Not only doesn’t punishment result in faster brain development in your children but it also causes severe behavioural problems. It could hinder crucial brain development.
So, what are the alternatives?
Raising a child without punishment has principles and techniques that are effective in most cases. In general, these methods are based on effective communication, kindness and mutual understanding, and at the same time, the necessary boundaries are also applied. In one word, empathy would be the key:
Control your emotions.
For your children to learn how to control their “big feelings,” they need to see you doing so. Children learn from mirroring and observing their parents, not telling them what to do.
In difficult situations, when you find yourself out of control, take a deep breath, give yourself some time before you take the next step. One of the principles of raising a child without punishment is to avoid impulsive behaviour.
Reflect and respond rather than react.
Respect your children’s emotions. Show empathy when your child is dealing with big emotions. It would be best to show you are comfortable with your child’s big emotions and understand them. This results in your child’s trust and comfort regarding their feelings. Reflection helps you achieve this and helps your child better understand their feelings.
Your goal is to create a suitable platform for your child to show their emotions and learn how to deal with them.
Connection before correction.
Get close to the child before attempting to correct their behaviour.
Get into the same height as your child, look into their eyes and with a friendly tone, show them that you understand they are upset, angry, frustrated or whatever big emotions they are feeling.
Set boundaries but do so with empathy.
You should insist on conducting certain rules and limits, but you can also seek your child's opinion. Doing so makes them feel that you understand them, and as a result, they accept and understand the boundaries easier.

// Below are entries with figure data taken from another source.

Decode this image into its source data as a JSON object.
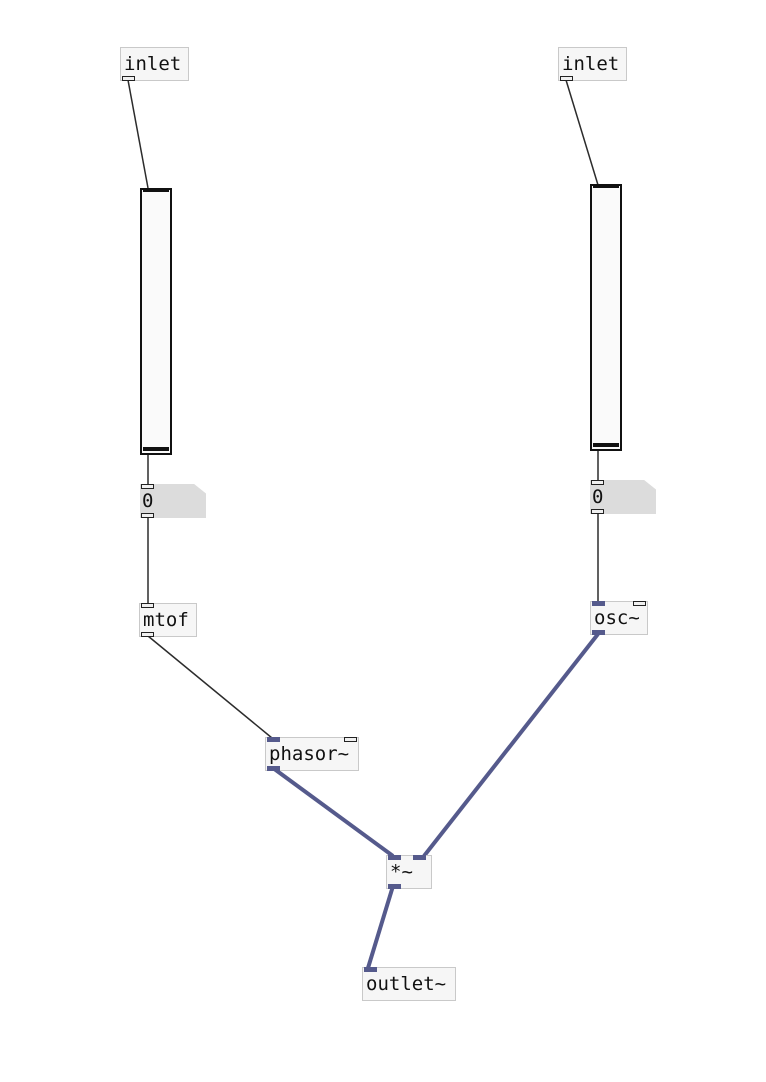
{
  "patch": {
    "inlet_left": {
      "label": "inlet"
    },
    "inlet_right": {
      "label": "inlet"
    },
    "slider_left": {
      "value": 0
    },
    "slider_right": {
      "value": 0
    },
    "number_left": {
      "value": "0"
    },
    "number_right": {
      "value": "0"
    },
    "mtof": {
      "label": "mtof"
    },
    "osc": {
      "label": "osc~"
    },
    "phasor": {
      "label": "phasor~"
    },
    "multiply": {
      "label": "*~"
    },
    "outlet": {
      "label": "outlet~"
    }
  },
  "colors": {
    "control_wire": "#2c2c2c",
    "signal_wire": "#555a8c",
    "box_fill": "#f6f6f6",
    "box_border": "#c9c9c9",
    "number_fill": "#dcdcdc"
  }
}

If you need practical tips and guidelines, refer to this article.
Each behaviour is a way of communication. (Children’s needs drive their behaviour.)

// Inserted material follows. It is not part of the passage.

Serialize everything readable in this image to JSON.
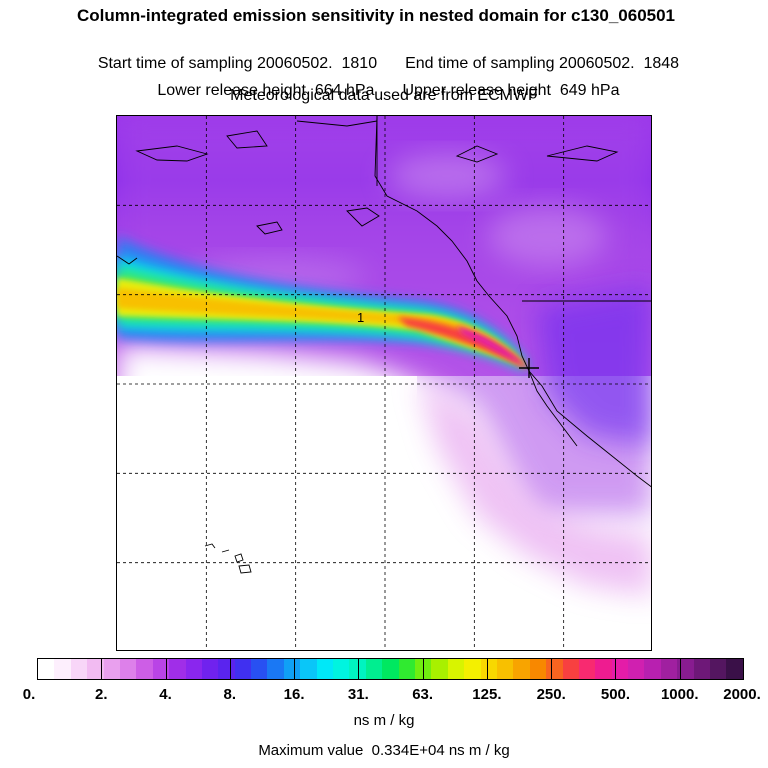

Children have reasons for their actions, even if these reasons do not make sense to you.
Have a set time daily for just the two of you.
No phone, no laptops. This is your time to talk, play, walk or do whatever makes you both happy. This is your daily quality time together.
Creating a joyful atmosphere full of laughter reduces your child’s fear and stress. Be fully present.
Forgive your mistakes
If you feel bad about yourself, you can't be an influential parent. It's never too late to reform relationships. Start now!
It is our responsibility, as parents, to learn positive communication skills and control our big emotions when dealing with unacceptable behaviours.
Children learn by living; the most effective means of raising a child are kindness and mutual understanding.
Your behaviour has a significant impact on changing your child's behaviour; you can show them the accepted behaviour by educating them properly instead of punishing your children.